In July 1787, Mary Barnardiston’s granddaughter, Henrietta Heber, married the handsome and wealthy William Wrightson of Cusworth in Yorkshire. Ten months later, the Wrightsons’ daughter, Harriet, who would eventually inherit Weston, was born and Mary Barnardiston died at Hayes. Weston Hall passed first to her daughter, Elizabeth, then to Elizabeth’s daughter, Mary, and finally to Harriet Wrightson, who later married Col the Hon Henry Hely-Hutchinson, a dashing cavalry officer who fought at Waterloo.
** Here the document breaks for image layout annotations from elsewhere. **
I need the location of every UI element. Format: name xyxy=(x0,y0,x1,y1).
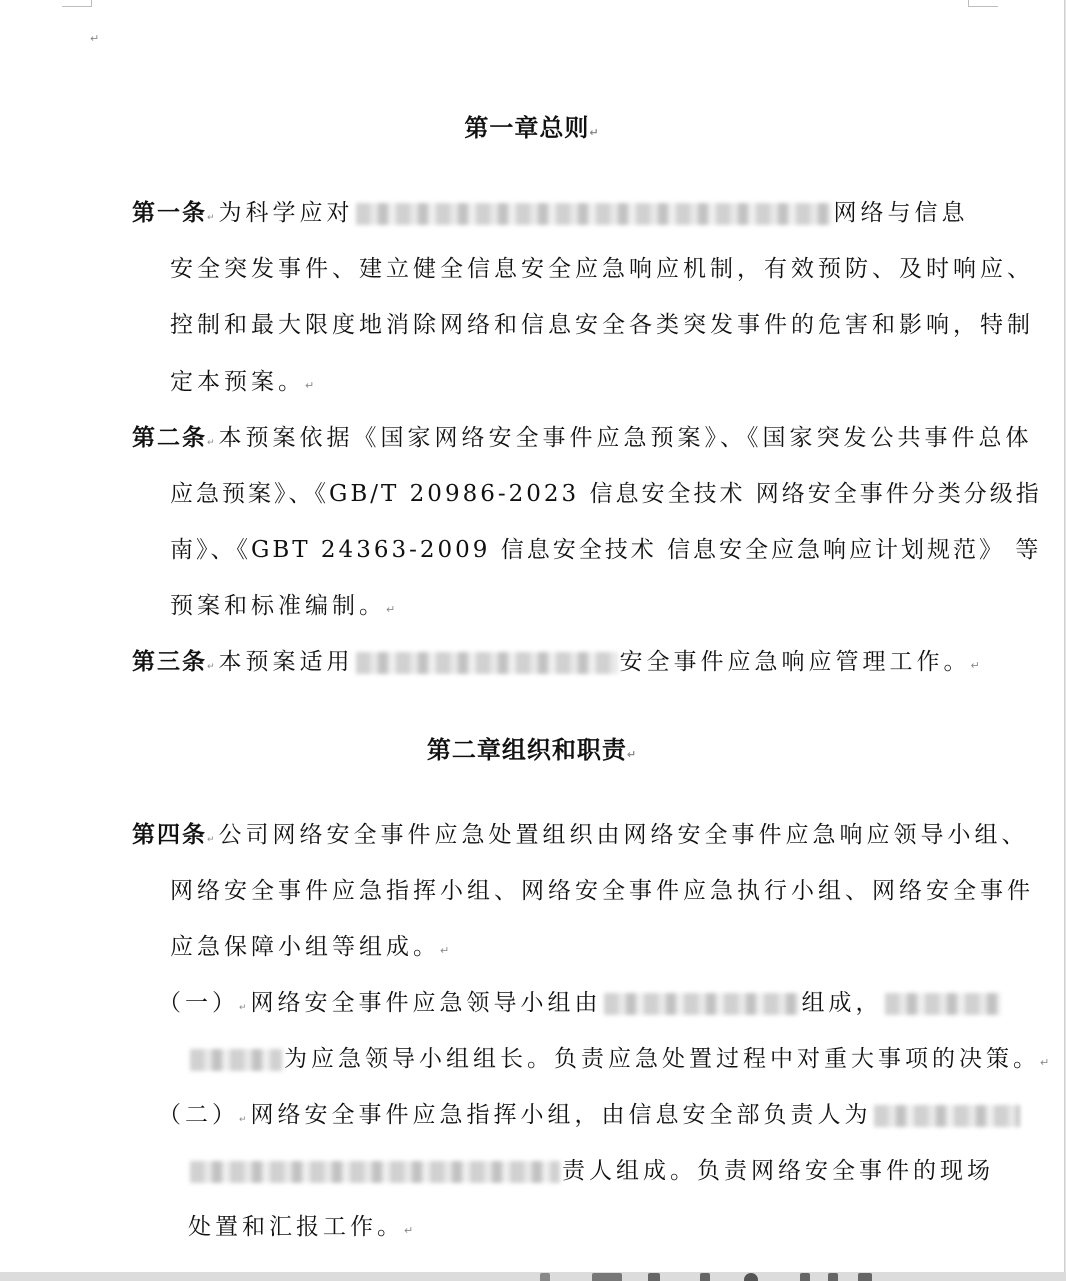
article-2-line-3: 南》、《GBT 24363-2009 信息安全技术 信息安全应急响应计划规范》 等 xyxy=(170,537,1042,563)
crop-mark xyxy=(968,0,969,6)
paragraph-mark-icon: ↵ xyxy=(589,126,600,139)
article-2-line-4: 预案和标准编制。↵ xyxy=(170,593,400,619)
article-1-label: 第一条 xyxy=(132,199,207,226)
item-2-line-3: 处置和汇报工作。↵ xyxy=(188,1214,418,1240)
article-3-line-1: 第三条↵本预案适用 安全事件应急响应管理工作。↵ xyxy=(132,648,984,675)
print-layout-icon[interactable] xyxy=(648,1273,660,1281)
item-2-number: （二） xyxy=(158,1102,239,1128)
redacted-text xyxy=(356,203,832,225)
item-1-line-1: （一）↵网络安全事件应急领导小组由 组成， xyxy=(158,984,1003,1017)
article-1-line-2: 安全突发事件、建立健全信息安全应急响应机制，有效预防、及时响应、 xyxy=(170,256,1034,282)
page-view-icon[interactable] xyxy=(540,1273,550,1281)
article-2-line-2: 应急预案》、《GB/T 20986-2023 信息安全技术 网络安全事件分类分级指 xyxy=(170,481,1042,507)
article-4-line-3: 应急保障小组等组成。↵ xyxy=(170,934,454,960)
crop-mark xyxy=(62,0,92,7)
status-bar xyxy=(0,1272,1066,1281)
paragraph-mark-icon: ↵ xyxy=(970,659,984,672)
article-2-label: 第二条 xyxy=(132,424,207,451)
item-2-line-1: （二）↵网络安全事件应急指挥小组，由信息安全部负责人为 xyxy=(158,1096,1022,1129)
article-1-line-4: 定本预案。↵ xyxy=(170,369,319,395)
article-1-line-3: 控制和最大限度地消除网络和信息安全各类突发事件的危害和影响，特制 xyxy=(170,312,1034,338)
redacted-text xyxy=(885,993,1001,1015)
globe-icon[interactable] xyxy=(744,1273,758,1281)
item-1-line-2: 为应急领导小组组长。负责应急处置过程中对重大事项的决策。↵ xyxy=(188,1040,1053,1073)
web-layout-icon[interactable] xyxy=(700,1273,710,1281)
article-2-line-1: 第二条↵本预案依据《国家网络安全事件应急预案》、《国家突发公共事件总体 xyxy=(132,424,1033,451)
fit-icon[interactable] xyxy=(858,1273,872,1281)
article-1-line-1: 第一条↵为科学应对 网络与信息 xyxy=(132,199,969,226)
read-mode-icon[interactable] xyxy=(592,1273,622,1281)
paragraph-mark-icon: ↵ xyxy=(626,748,638,761)
paragraph-mark-icon: ↵ xyxy=(305,379,319,392)
chapter-2-title: 第二章组织和职责↵ xyxy=(426,735,638,764)
item-2-line-2: 责人组成。负责网络安全事件的现场 xyxy=(188,1152,994,1185)
paragraph-mark-icon: ↵ xyxy=(404,1224,418,1237)
paragraph-mark-icon: ↵ xyxy=(440,944,454,957)
zoom-out-icon[interactable] xyxy=(800,1273,810,1281)
paragraph-mark-icon: ↵ xyxy=(1040,1056,1054,1069)
crop-mark xyxy=(91,0,92,6)
item-1-number: （一） xyxy=(158,990,239,1016)
redacted-text xyxy=(356,652,618,674)
redacted-text xyxy=(874,1105,1020,1127)
article-4-line-2: 网络安全事件应急指挥小组、网络安全事件应急执行小组、网络安全事件 xyxy=(170,878,1034,904)
redacted-text xyxy=(190,1161,560,1183)
paragraph-mark-icon: ↵ xyxy=(386,603,400,616)
article-4-label: 第四条 xyxy=(132,821,207,848)
redacted-text xyxy=(190,1049,282,1071)
article-3-label: 第三条 xyxy=(132,648,207,675)
paragraph-mark-icon: ↵ xyxy=(90,32,100,45)
crop-mark xyxy=(968,6,998,13)
redacted-text xyxy=(604,993,800,1015)
zoom-in-icon[interactable] xyxy=(828,1273,838,1281)
chapter-1-title: 第一章总则↵ xyxy=(464,113,600,142)
article-4-line-1: 第四条↵公司网络安全事件应急处置组织由网络安全事件应急响应领导小组、 xyxy=(132,821,1029,848)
Although Mary Heber made few changes to Weston Hall, in about 1800, she began designing and planting the picturesque Wilderness that screens the hall from the village beyond and is frequently mentioned in Sir Sacheverell’s writings.

Her successor, Col Hely-Hutchinson, was more ambitious. By 1830, he had added a conservatory to the west end of the house and re-routed the drive so that visitors were set down at the conservatory entrance. This meant crossing the Justice Room to reach the hall — an awkward arrangement if the Colonel was sitting in judgement on some unfortunate poacher. He also refaced the outer walls, added a wooden veranda and later built the Gothic porch on the east front and carved out a gun room from the Great Parlour.

Weston Hall. ©Ben Nicholson / Knight Frank

The situation was rectified in the 20th century when Lady Sitwell, wife of Sir Sacheverell, removed these Victorian ‘improvements’ and restored the Great Parlour for use as the dining room. At the same time, the veranda was demolished and the front door returned to the north front, where it was fitted with a modest Regency porch.

Harriet Hely-Hutchinson died in 1864, leaving Weston Hall to her daughter, Harriet Frances, later Lady Hanmer, who, in turn, left Weston Hall to her nephew, Sir George Sitwell, for the benefit of his younger son.

Although, for William Sitwell, many of the rooms at Weston Hall remain time-capsules of English social history — from the 18th-century library (his personal favourite) to the 17th-century Justice Room, the intimate dining room painted purple by his mother and the vast entrance hall that she painted pink — in many ways it is the perfect country house, neither too big, nor too small.

Weston Hall. ©Ben Nicholson / Knight Frank

With 12,940sq ft of living space, including the reception hall, four/five reception rooms, four bedroom suites and eight further bedrooms, plus attics, Weston Hall is equally suited to large-scale entertaining or small intimate occasions for family and friends.

Thanks to its location in one of Northamptonshire’s ‘lost’ villages, Weston Hall remains a haven of peace and tranquillity, yet is easily accessible from London via an excellent train service from Milton Keynes that Mr Sitwell finds invaluable. ‘I can leave the house at 6.30am, be in Soho by 8am, do a day’s work and be back home in the swimming pool, looking at the sky, by 7.30pm in the evening’, he says.

Weston House is for sale via Knight Frank at £4.25m.